Après la bataille de Lépante, Cervantès retourne à Naples et continue à être soldat pendant quelques années encore, notamment à Tunis, en Tunisie. En 1575, il s’embarque pour l’Espagne, muni de lettres de recommandation de plusieurs personnalités.
De nombreux hauts et bas
La chance de Cervantès aurait dû s’améliorer. Grâce à ses brillants états de service et à l’approbation des nobles, son avenir s’annonçait radieux et il espérait entrer au service du roi. Mais tous ses projets sont réduits à néant lorsque des pirates barbaresques attaquent son navire et que lui et son frère Rodrigo sont vendus comme esclaves. Ils sont emmenés à Alger, plaque tournante du trafic musulman d’esclaves chrétiens. Là, les lettres de recommandation se sont retournées contre lui, car les musulmans ont compris qu’il était de haut rang et ont augmenté sa rançon.
Une fois de plus, les récits contemporains décrivent Cervantès comme un chef courageux parmi les captifs. Il tente à quatre reprises de s’échapper, sans succès. Cervantès s’est inspiré de ces expériences pour écrire le Récit du captif dans Don Quichotte et les pièces de théâtre Le trafic d’Alger et Les Bagnes d’Alger.
En 1580, l’écrivain malchanceux reçoit enfin sa rançon et foule à nouveau le sol espagnol. Il se voit cependant privé de l’avantage escompté de ses états de service, car l’excitation autour de Lépante s’est dissipée au cours de ses années de captivité. L’affirmation « j’ai combattu à Lépante » n’a plus le poids qu’elle avait auparavant.
Cervantès passe les années suivantes à se débrouiller avec ce qu’il gagnait dans un travail administratif ennuyeux. C’est peut-être sa malchance et la pénibilité de son travail, qui contrastent tellement avec les aventures des années précédentes, qui l’ont amené à avoir une liaison avec Ana Franca de Rojas, qui a donné naissance à une fille, Isabel. Cervantès se marie ensuite avec Catalina de Salazar y Palacios.

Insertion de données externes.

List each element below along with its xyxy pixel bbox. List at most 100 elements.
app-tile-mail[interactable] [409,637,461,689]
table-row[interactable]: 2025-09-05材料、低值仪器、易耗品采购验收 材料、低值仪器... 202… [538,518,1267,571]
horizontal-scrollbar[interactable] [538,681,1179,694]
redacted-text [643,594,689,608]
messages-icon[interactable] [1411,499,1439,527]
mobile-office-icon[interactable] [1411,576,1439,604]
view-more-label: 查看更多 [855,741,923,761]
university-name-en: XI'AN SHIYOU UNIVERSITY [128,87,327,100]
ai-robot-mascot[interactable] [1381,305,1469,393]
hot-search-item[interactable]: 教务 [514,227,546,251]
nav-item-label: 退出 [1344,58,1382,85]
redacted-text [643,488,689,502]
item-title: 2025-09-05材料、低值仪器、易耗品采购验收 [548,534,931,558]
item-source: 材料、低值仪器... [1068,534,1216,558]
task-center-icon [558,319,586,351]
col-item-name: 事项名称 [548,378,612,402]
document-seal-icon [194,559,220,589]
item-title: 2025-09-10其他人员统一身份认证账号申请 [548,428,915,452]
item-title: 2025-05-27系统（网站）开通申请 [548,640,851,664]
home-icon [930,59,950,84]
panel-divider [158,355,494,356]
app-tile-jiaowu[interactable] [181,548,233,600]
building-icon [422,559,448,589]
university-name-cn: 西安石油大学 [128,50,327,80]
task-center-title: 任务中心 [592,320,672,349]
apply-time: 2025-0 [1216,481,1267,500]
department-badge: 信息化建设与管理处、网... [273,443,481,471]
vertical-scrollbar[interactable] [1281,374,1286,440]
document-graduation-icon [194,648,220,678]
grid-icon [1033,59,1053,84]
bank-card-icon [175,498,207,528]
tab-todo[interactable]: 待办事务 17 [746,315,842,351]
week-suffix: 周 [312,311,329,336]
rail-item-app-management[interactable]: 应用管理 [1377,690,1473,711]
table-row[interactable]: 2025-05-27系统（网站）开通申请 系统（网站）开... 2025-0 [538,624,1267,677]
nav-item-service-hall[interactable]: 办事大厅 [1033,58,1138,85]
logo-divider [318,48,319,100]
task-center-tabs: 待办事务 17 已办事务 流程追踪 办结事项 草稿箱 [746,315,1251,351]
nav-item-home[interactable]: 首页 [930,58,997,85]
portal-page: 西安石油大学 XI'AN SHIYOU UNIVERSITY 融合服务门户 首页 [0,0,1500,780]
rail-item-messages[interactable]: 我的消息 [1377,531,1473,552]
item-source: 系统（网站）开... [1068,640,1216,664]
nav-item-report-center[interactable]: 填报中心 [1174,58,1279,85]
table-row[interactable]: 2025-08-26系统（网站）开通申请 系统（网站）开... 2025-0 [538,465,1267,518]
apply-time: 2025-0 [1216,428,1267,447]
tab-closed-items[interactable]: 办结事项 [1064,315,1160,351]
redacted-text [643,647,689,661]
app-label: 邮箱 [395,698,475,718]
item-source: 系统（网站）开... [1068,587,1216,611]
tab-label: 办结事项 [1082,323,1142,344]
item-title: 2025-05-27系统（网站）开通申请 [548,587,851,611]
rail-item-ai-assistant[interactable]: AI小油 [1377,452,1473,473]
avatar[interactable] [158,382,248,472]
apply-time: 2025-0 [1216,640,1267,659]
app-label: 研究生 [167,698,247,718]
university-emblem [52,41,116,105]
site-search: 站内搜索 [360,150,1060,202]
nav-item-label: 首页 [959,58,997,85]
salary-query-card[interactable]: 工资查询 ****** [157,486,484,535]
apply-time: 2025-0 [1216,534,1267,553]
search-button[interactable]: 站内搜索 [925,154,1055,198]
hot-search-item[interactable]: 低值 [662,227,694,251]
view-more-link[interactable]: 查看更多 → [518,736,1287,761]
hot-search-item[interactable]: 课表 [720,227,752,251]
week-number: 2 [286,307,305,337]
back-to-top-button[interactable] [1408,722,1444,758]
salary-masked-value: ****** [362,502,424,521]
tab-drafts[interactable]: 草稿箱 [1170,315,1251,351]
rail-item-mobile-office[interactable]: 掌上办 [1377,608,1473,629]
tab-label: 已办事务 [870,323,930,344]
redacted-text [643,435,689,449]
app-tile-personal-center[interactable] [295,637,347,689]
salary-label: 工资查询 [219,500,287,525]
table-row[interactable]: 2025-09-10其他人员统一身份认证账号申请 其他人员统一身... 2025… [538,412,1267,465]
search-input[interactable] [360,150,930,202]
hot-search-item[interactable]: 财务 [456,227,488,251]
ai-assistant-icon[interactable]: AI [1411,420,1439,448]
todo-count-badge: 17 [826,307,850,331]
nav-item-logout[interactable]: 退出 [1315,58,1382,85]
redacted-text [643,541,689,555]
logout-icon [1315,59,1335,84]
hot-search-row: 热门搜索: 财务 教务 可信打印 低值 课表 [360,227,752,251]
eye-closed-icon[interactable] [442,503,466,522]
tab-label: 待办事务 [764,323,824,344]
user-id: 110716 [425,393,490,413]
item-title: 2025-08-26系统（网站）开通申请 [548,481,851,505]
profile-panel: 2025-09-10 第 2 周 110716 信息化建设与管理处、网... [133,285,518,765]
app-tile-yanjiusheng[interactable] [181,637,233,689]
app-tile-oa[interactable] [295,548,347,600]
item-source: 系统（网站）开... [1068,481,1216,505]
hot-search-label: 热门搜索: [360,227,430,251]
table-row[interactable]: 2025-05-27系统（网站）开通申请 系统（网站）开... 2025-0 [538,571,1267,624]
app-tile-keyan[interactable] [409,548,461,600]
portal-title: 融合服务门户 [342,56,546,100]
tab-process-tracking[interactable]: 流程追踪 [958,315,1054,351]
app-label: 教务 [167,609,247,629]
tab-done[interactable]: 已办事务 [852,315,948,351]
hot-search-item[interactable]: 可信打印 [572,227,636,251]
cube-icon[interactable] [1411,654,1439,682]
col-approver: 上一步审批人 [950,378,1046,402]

Cervantès occupe divers postes tels que collecteur d’impôts, commissaire aux provisions et messager, tout en travaillant à son art littéraire en parallèle.
Il publie son premier livre de fiction en 1585, une romance pastorale intitulée Galatea, pour laquelle il reçoit une rémunération décente de l’éditeur Blas de Robles. Il fait suivre ce livre de plusieurs pièces de théâtre, mais aucune ne remporte un succès suffisant pour que l’écriture devienne son seul moyen de subsistance.
Une candidature à un poste gouvernemental en Amérique du Sud se solde par un échec similaire. Il fait un bref séjour en prison en 1592 pour de prétendues incohérences comptables dans son travail d’intendant, puis à nouveau en 1597 lorsqu’un banquier fait faillite alors qu’il est en possession des fonds de l’État que Cervantès avait déposés chez lui. Si l’on tient compte d’une remarque faite dans le prologue de Don Quichotte, c’est en prison qu’il a eu l’idée de l’œuvre.
On ne sait pas grand-chose de la suite de la vie de Cervantès, mais il devait alors être en train de travailler à son opus magnum, dont la première partie a été publiée en 1605. Le génie littéraire de ce vétéran vieillissant est enfin reconnu : la première partie de Don Quichotte est instantanément propulsée au rang de best-seller. Comme l’indique l’Academy of American Poets, le roman est rapidement devenu célèbre dans tous les grands pays d’Europe occidentale. Mais Cervantès n’est pas au bout de ses peines.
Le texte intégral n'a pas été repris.